I don’t mean to say the holiday is totally lost on the young. I was discussing this with my 16-year-old daughter, who is unusually introspective for someone her age, and she felt the holiday can also have meaning even for teens. They often carry grudges or hate, and need to learn to let it go. But I feel it really takes on much more depth and meaning the older you get.

And that depth and meaning contribute to accumulating “wisdom.” Which is one of the small consolations of aging. From the time you’re about 20 years old, your body is in decline. You’ll never be as fast, as strong, see as sharply, hear as clearly as when you’re 20. But we make up for it, hopefully, by acquiring some wisdom. And wisdom is not acquired just by reading a lot of books. It’s acquired the hard way, by living through the painful experiences that go with life, living through loss, through disappointment, through some “learning experiences” that go with bad decisions, through all of those challenges you have to face to get through life.

All that being said, here in Israel at least, there is one aspect of Yom Kippur that makes it a “kids’ holiday.” I’m not sure why, but on Yom Kippur even Jews who aren’t religious don’t drive. Partly because NOTHING is open, but I think it’s also out of respect for this most awesome and holy day on the Jewish calendar, and respect for their neighbors. And non-Jews don’t drive through Jewish neighborhoods. So the streets are completely devoid of cars. It’s eerie – Jerusalem, a city of over half a million people, so quiet you would think you were out in the country somewhere.

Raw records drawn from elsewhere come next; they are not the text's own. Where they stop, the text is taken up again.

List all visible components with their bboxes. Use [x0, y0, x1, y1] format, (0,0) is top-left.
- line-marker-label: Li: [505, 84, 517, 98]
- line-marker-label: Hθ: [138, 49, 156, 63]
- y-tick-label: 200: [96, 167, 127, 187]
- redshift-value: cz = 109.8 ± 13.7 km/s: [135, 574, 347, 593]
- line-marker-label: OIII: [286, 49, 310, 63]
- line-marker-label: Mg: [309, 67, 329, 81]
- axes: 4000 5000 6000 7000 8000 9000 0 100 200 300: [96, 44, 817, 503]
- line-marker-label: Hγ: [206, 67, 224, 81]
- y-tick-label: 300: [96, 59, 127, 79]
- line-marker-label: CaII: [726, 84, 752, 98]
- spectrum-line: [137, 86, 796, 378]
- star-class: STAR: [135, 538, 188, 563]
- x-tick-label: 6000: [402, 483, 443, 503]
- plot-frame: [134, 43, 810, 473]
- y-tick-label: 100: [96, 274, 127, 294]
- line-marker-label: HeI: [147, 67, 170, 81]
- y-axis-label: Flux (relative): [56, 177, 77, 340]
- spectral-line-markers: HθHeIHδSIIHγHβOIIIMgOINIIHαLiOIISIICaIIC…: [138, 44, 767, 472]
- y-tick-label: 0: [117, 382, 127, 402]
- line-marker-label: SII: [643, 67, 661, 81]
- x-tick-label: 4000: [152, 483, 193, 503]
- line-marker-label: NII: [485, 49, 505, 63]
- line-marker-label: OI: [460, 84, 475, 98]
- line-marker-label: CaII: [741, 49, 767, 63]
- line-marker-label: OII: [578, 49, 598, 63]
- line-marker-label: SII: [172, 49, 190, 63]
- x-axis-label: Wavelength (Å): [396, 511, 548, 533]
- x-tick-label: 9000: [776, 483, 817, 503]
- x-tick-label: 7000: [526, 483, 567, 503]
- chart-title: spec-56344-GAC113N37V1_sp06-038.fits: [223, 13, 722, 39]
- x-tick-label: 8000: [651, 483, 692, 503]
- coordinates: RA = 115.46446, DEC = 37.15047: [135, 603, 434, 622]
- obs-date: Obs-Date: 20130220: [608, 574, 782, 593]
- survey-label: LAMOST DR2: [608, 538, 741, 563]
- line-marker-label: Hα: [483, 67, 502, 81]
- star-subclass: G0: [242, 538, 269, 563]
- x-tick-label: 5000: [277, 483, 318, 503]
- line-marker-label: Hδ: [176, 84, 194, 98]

And kids take advantage of the lack of traffic to joyfully ride their bikes and skateboards right in the middle of the street, with no worries about cars. I sort of wish we could have another day a year like that, without the fasting and spending all day in shul. Would be a great day to go for a long distance bike ride on the roads!

 

 

 

Barry Leff

Rabbi Barry (Baruch) Leff is a dual Israeli-American business executive, teacher, speaker and writer who divides his time between Israel and the US.